In the grassplot's center was a bed of red roses,
A circle in a pear; round-eyed and fragrant
The great tame blossoms loaded the noon
With pleasure; the grass sparkled under the sprinkler;
The trees ranked black, banking the driveway;
The ferns sprang, still. A treetrunk came alive
With a cautious coon face cocked round the bole.
It watched the brightness and Erlend
Who held his hoe in wonder: Enemy
Watched watching enemy. Sidelong
The raccoon in silence without fear or cunning
Came down and shambled into the sun.
Out of the woods and the shade and the silence
It crept toward the sunny boy on the grass
Gaudy with drops. It crouched and lifted-
Anxious and silent in the blaze
Of sun and water and roses-its head
To what it should have known to be deadly.
Erlend got food in a white cracked bowl.
The raccoon ate it, using his hands,
His sinewy fingers; but he would not drink.

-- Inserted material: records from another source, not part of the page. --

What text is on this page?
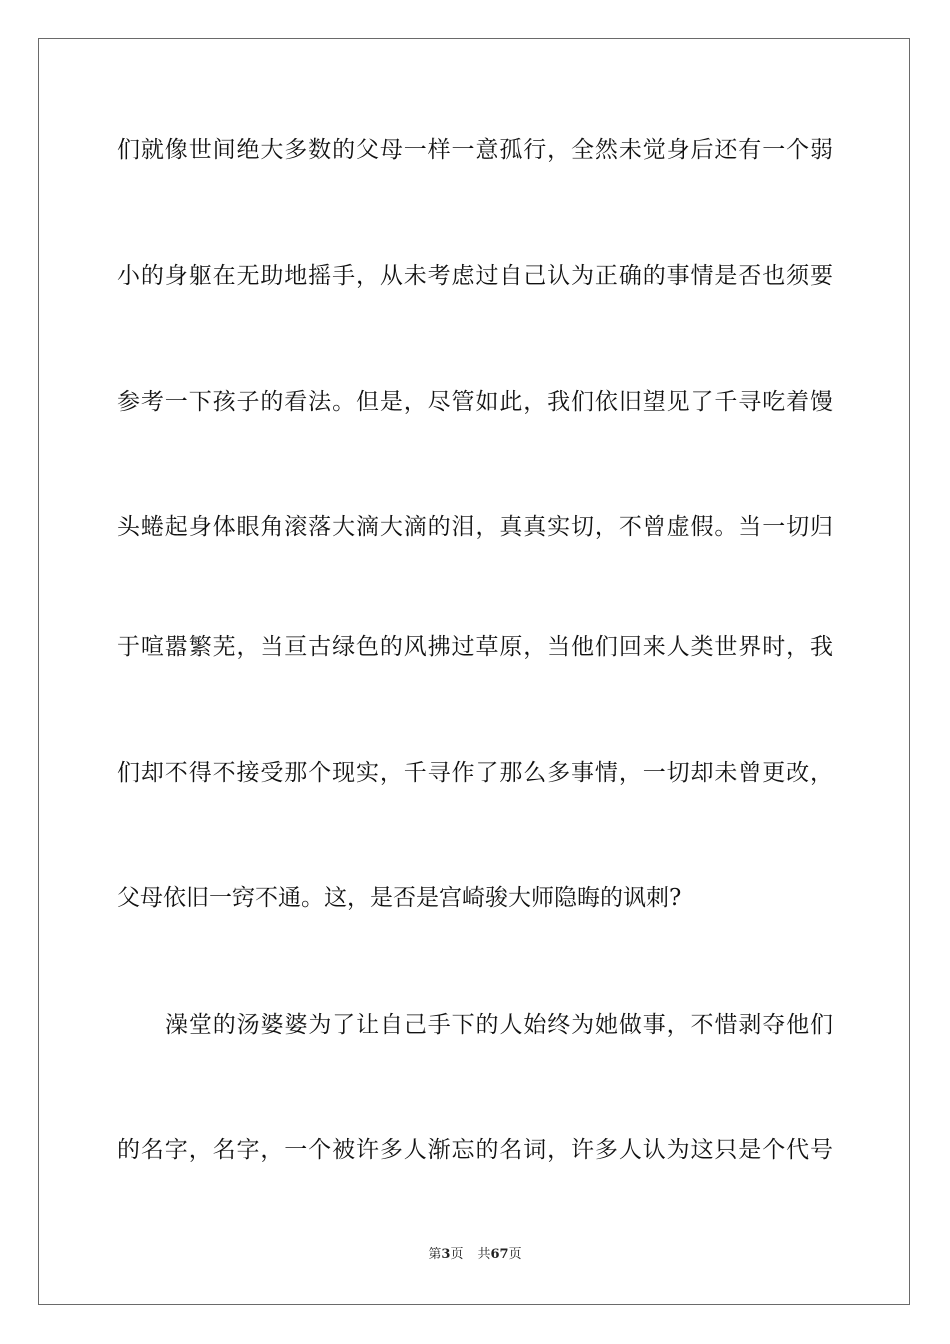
们就像世间绝大多数的父母一样一意孤行，全然未觉身后还有一个弱
小的身躯在无助地摇手，从未考虑过自己认为正确的事情是否也须要
参考一下孩子的看法。但是，尽管如此，我们依旧望见了千寻吃着馒
头蜷起身体眼角滚落大滴大滴的泪，真真实切，不曾虚假。当一切归
于喧嚣繁芜，当亘古绿色的风拂过草原，当他们回来人类世界时，我
们却不得不接受那个现实，千寻作了那么多事情，一切却未曾更改，
父母依旧一窍不通。这，是否是宫崎骏大师隐晦的讽刺?
澡堂的汤婆婆为了让自己手下的人始终为她做事，不惜剥夺他们
的名字，名字，一个被许多人渐忘的名词，许多人认为这只是个代号
第3页 共67页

He wove over to Erlend's feet and stared.
His eyes stared up, dark from the dark fur,
He stared up in silence but urgently.
The rest was ugly and rapid. He was mad.
He stiffened, upright, water came from his mouth,
His mask contorted and he fell; got up;
Reared stiff, and fell, got up, and ran
Around. Shots ended the dumb-show suffering,
The raccoon was quiet in a bloody ruff.
It was insanity that brought him
Silent from the normal wood's hostility
Onto the bright unnatural grassplot,
Pigeon-toed, shambling, aping a pet;
But he was neither sane nor degraded;
He came from shadows to the blazing day.
He came to the devil-angels of his myth,
Crept to the glare of danger to be saved;
Alone, a crazy alien in the trees,
Was drawn to break bread in a travesty
Of friendship. The calendar and woods forgot him.
Not so the human who succored and shot him.